Our study findings have important clinical implications. It emphasises the importance of discharge assessments in predicting COPD readmission risk. Clinicians should measure PIFR at discharge to guide COPD treatment options, which may reduce readmission risk. In addition to the assessment of symptoms using CAT, FOT could be used as a complimentary option to categorise those patients with EFL at discharge who may benefit from additional therapy and timely follow-up, aiming to mitigate symptoms and unresolved EFL, and reduce readmission. Identifying patients with severe frailty would facilitate potential rehabilitation programmes following discharge that could decrease readmission, such as post-exacerbation pulmonary rehabilitation.

This study has strengths and limitations. We prospectively followed patients for 30 and 90 days to determine potential predictors of readmission that would support optimisation of care prior to discharge by highlighting factors that can be modified. Another strength is the comprehensive assessment we conducted at admission and discharge that included objective measures such as spirometry, FOT, PIFR and inflammatory biomarkers. However, we are limited by not having a separate validation cohort and conducting the study in one site, which therefore requires independent confirmation of our results to confirm the generalisability of our findings. Our follow up was complete at 90 days but it would have been useful to look at longer term outcomes such as readmission within 12 months and mortality, but this was beyond the scope of the present study.

Conclusion

Our study shows that previous exacerbations, higher CAT score at discharge, frailty, reduced PIFR at discharge and increased length of stay were significant predictors for 30-day readmission following exacerbation of COPD. EFL (measured by ∆Xrs5Hz) in the supine position was significantly associated with 90-day readmission.
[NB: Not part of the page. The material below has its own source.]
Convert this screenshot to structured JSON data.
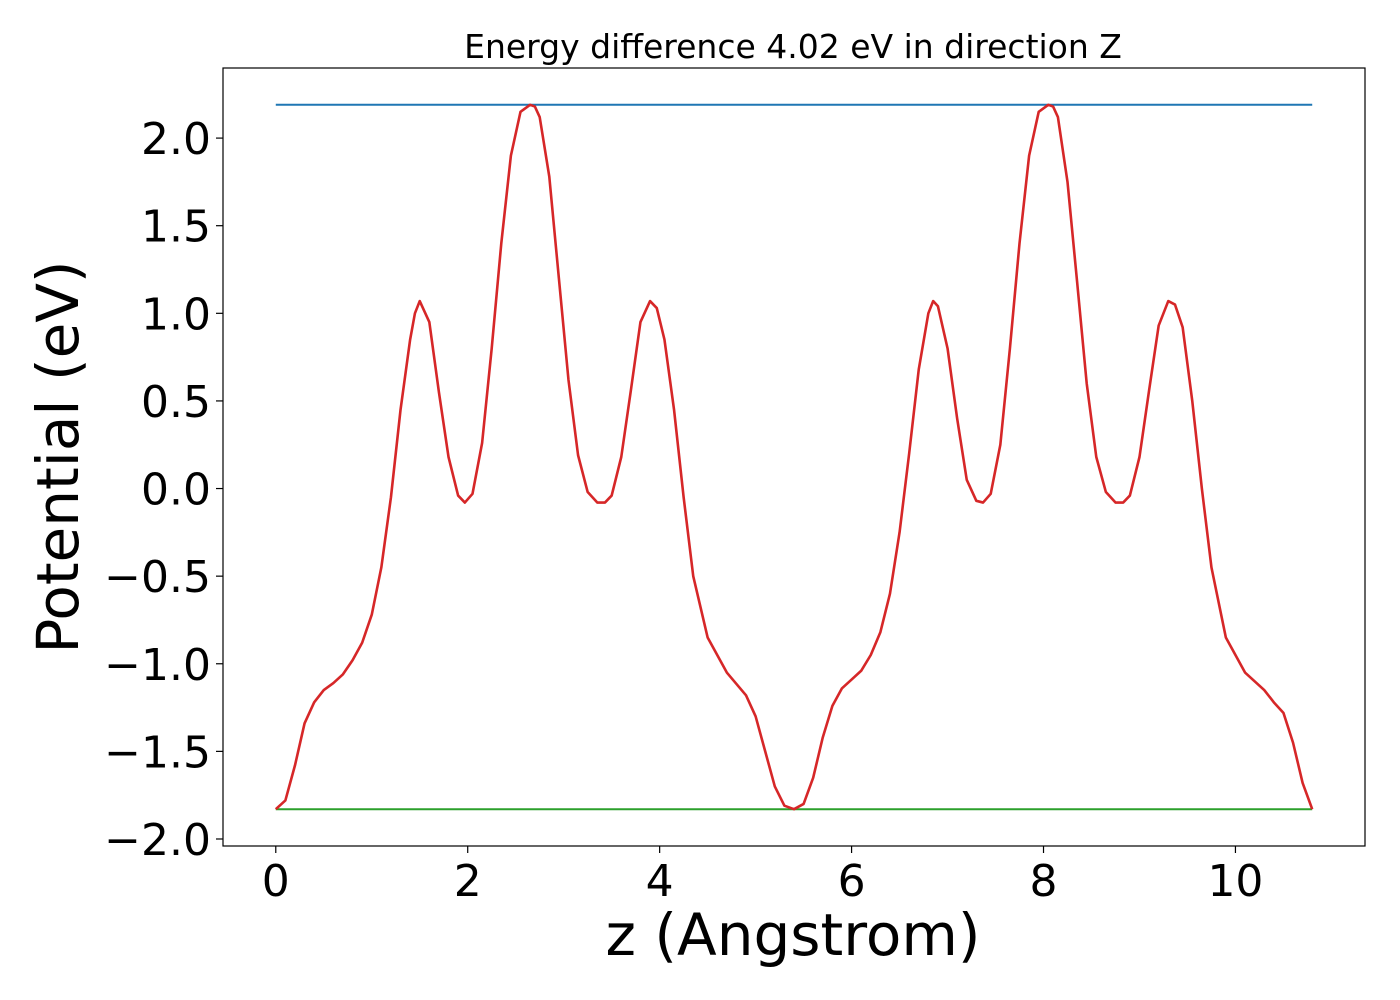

This finding supports clinicians in identifying COPD patients at higher readmission risk to improve their outcomes by delivering effective personalised interventions.

Data Sharing Statement

The datasets used and/or analysed during the current study are available from the corresponding author on reasonable request.

Funding

This trial was conducted as part of a PhD funded in association with Prince Sultan Military College of Health Sciences (PSMCHS) (Dammam, Saudi Arabia) through the Saudi Arabian Cultural Bureau (London, UK).

Disclosure

Professor John R Hurst report grants, personal fees from Pharmaceutical companies that make medicines to treat COPD, outside the submitted work. The authors report no other conflicts of interest in this work.